Review by Megan Renehan
In The Living Wills, Sullivan and Kaempfer tell a story of interconnected lives and the consequences of split-second decisions. The novel follows five main characters: a parking garage attendant, a barista, a toilet salesman, a lawyer, and a corporate executive, ultimately connecting their lives in deep and unexpected ways. The story is structured in short chapters alternating between the main characters' points of view. Rich with emotion and local detail, The Living Wills is a story that stayed with me long after I had closed the book.
In the preface, the authors note the novel's structure is influenced by the Harold, an improvisational theater form created by Del Close. While the novel does not exactly follow the form, the interwoven stories lend themselves to the influence of improv. Sullivan and Kaempfer set themselves up for a challenge by telling the stories of five main characters each through a different point of view, but each of the story lines is unique, all the characters are clearly drawn, and there is no confusion for the reader. Short chapters advance the plot quickly and keep the reader engaged.
What struck me most about this novel was its sweetness.

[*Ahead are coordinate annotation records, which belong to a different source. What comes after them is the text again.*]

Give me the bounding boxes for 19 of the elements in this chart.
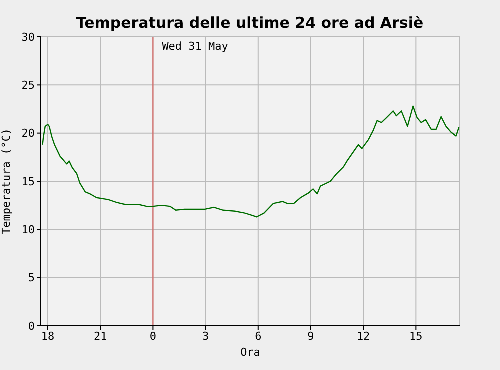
y-tick-label: 30 (22, 30, 35, 44)
x-tick-label: 21 (94, 330, 108, 343)
x-tick-label: 9 (308, 330, 314, 343)
y-tick-label: 10 (22, 224, 35, 237)
x-tick-label: 3 (202, 330, 210, 343)
ref-line-label: Wed 31 May (162, 40, 229, 53)
x-axis-title: Ora (240, 346, 260, 359)
y-axis-title: Temperatura (°C) (0, 128, 13, 234)
x-tick-label: 15 (410, 330, 423, 343)
x-tick-label: 0 (150, 330, 157, 343)
chart-title: Temperatura delle ultime 24 ore ad Arsiè (75, 14, 425, 32)
y-tick-label: 25 (22, 79, 35, 92)
y-tick-label: 0 (28, 320, 35, 333)
x-tick-label: 18 (41, 330, 55, 343)
y-tick-label: 20 (22, 127, 35, 140)
x-tick-label: 12 (356, 330, 370, 343)
y-tick-label: 15 (22, 175, 35, 188)
x-tick-label: 6 (255, 330, 262, 343)
y-tick-label: 5 (28, 272, 35, 285)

What struck me most about this novel was its sweetness. Sullivan and Kaempfer navigate issues of love, loss, and family dynamics with a care that is crucial to the success of the novel. The straightforward, unadorned prose does no work to convey the depth of emotion in the novel; that job is reserved solely for the characters, and they carry the load well. Though each of the characters trend slightly towards the stereotypical, the reader is able to accept them as individuals thanks to Sullivan and Kaempfer's well-placed personal details. Delmar, the toilet salesman, is a salesman to his core, and his application of sales principles to his romantic relationship is at once comic and endearing. Similarly, the scenes in the parking garage with the executive and the attendant are injected with emotion when we learn that “Reed went through the usual charade of offering a smoke to Henry, who always pretended to consider it before declining.” These details elevate the novel from cliché to something much deeper and more satisfying for the reader.

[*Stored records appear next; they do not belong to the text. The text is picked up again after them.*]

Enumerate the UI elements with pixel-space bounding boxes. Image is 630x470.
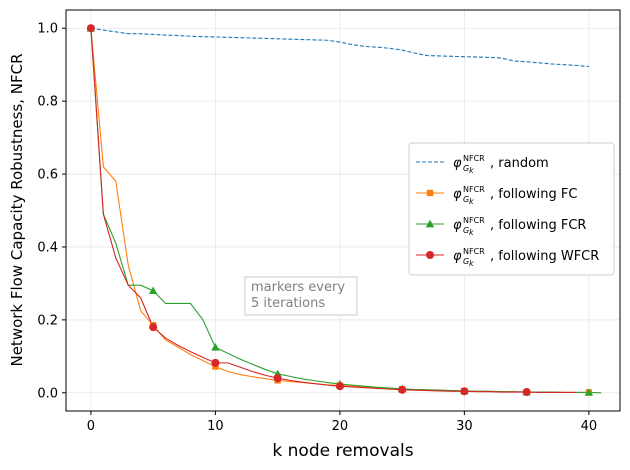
x-tick-label: 30 [456, 419, 473, 434]
legend-superscript: NFCR [463, 247, 485, 256]
plot-area-frame [65, 9, 621, 412]
legend-swatch-marker [426, 189, 434, 197]
legend-subscript: G [463, 226, 469, 235]
legend-label: , random [490, 156, 549, 171]
y-axis-ticks: 0.0 0.2 0.4 0.6 0.8 1.0 [37, 22, 66, 401]
x-tick-label: 0 [87, 419, 95, 434]
y-tick-label: 0.6 [37, 168, 58, 183]
legend-subscript-index: k [469, 197, 474, 206]
x-tick-label: 20 [332, 419, 349, 434]
data-point-following-wfcr [273, 374, 282, 383]
legend-subscript: G [463, 164, 469, 173]
data-point-following-fcr [584, 388, 594, 396]
legend-label: , following FCR [490, 218, 586, 233]
data-point-following-wfcr [522, 388, 531, 397]
data-point-following-wfcr [398, 385, 407, 394]
data-point-following-wfcr [86, 24, 95, 33]
legend-symbol: φ [453, 249, 462, 264]
annotation-frame [244, 276, 358, 316]
legend-subscript-index: k [469, 228, 474, 237]
y-tick-label: 0.0 [37, 386, 58, 401]
legend-subscript-index: k [469, 166, 474, 175]
data-point-following-wfcr [211, 358, 220, 367]
legend-frame [408, 142, 615, 276]
annotation-box: markers every 5 iterations [244, 276, 358, 316]
data-point-following-wfcr [149, 323, 158, 332]
legend-swatch-marker [426, 251, 434, 259]
x-tick-label: 40 [581, 419, 598, 434]
data-point-following-fcr [148, 286, 158, 295]
data-point-following-fcr [211, 343, 220, 351]
legend-superscript: NFCR [463, 185, 485, 194]
data-point-following-wfcr [460, 387, 469, 396]
legend-symbol: φ [453, 156, 462, 171]
y-tick-label: 0.8 [37, 95, 58, 110]
y-tick-label: 1.0 [37, 22, 58, 37]
annotation-line-2: 5 iterations [251, 296, 325, 311]
y-tick-label: 0.4 [37, 240, 58, 255]
data-point-following-wfcr [335, 382, 344, 391]
y-tick-label: 0.2 [37, 313, 58, 328]
legend-subscript: G [463, 195, 469, 204]
series-line-random [90, 27, 589, 68]
x-axis-ticks: 0 10 20 30 40 [87, 411, 597, 434]
x-axis-label: k node removals [272, 441, 413, 461]
legend-subscript-index: k [469, 259, 474, 268]
legend-symbol: φ [453, 218, 462, 233]
annotation-line-1: markers every [251, 280, 345, 295]
series-markers [86, 24, 594, 397]
legend-subscript: G [463, 257, 469, 266]
y-axis-label: Network Flow Capacity Robustness, NFCR [8, 53, 26, 366]
legend-swatch-marker [425, 219, 435, 228]
legend-superscript: NFCR [463, 154, 485, 163]
legend-label: , following WFCR [490, 249, 599, 264]
legend-label: , following FC [490, 187, 577, 202]
x-tick-label: 10 [207, 419, 224, 434]
legend-superscript: NFCR [463, 216, 485, 225]
series-line-following-wfcr [90, 28, 577, 393]
legend-symbol: φ [453, 187, 462, 202]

As difficult as it is to wrap up intricately woven narratives, Sullivan and Kaempfer succeed there, as well. However, for me, the final section, “Justice,” seemed more like an afterthought and negated the balanced ending that the authors had achieved for the primary characters. “Justice” was the giant bow on an already beautifully decorated package – it wasn't needed and detracted slightly.

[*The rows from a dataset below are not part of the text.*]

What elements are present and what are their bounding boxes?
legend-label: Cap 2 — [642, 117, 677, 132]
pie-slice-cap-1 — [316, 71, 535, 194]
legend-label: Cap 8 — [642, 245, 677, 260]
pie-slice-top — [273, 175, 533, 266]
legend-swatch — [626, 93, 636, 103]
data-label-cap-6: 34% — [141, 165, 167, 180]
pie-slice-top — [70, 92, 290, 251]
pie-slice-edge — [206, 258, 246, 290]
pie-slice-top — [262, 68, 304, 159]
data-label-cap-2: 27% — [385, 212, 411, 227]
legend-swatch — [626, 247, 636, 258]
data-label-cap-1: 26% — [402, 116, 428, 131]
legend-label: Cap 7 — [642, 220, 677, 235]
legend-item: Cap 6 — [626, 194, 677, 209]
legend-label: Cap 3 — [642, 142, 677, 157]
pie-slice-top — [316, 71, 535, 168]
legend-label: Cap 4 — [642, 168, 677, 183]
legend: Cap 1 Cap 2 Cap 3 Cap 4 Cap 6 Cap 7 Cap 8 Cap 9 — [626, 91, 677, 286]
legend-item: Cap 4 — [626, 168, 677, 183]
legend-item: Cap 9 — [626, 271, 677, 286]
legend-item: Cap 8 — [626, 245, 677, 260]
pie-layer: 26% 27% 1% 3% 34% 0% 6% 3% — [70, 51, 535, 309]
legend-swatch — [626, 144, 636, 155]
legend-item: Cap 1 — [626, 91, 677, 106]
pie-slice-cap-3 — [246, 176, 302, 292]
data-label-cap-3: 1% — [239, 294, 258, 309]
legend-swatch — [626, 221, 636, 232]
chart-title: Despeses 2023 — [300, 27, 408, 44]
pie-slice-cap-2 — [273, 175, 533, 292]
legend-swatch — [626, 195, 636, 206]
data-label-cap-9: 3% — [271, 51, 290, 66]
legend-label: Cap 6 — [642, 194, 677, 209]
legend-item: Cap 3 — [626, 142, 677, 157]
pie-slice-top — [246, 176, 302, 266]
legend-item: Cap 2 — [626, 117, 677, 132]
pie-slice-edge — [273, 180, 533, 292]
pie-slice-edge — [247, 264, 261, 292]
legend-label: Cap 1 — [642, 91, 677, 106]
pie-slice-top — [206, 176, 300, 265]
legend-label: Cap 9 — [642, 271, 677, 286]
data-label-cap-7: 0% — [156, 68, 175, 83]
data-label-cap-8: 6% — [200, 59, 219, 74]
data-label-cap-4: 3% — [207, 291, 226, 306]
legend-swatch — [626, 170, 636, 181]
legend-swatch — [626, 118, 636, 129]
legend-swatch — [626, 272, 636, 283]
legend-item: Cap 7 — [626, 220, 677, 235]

The rich details about Chicago only add to the novel's appeal, and I find myself thinking of Henry, Reed, and Delmar when I pass Waveland Bowl or a parking area on lower Wacker Drive.
On the whole, The Living Wills was a pleasure to read for Sullivan and Kaempfer's deft characterization and effective structural choices. The rich details about Chicago only add to the novel's appeal, and I find myself thinking of Henry, Reed, and Delmar when I pass Waveland Bowl or a parking area on lower Wacker Drive.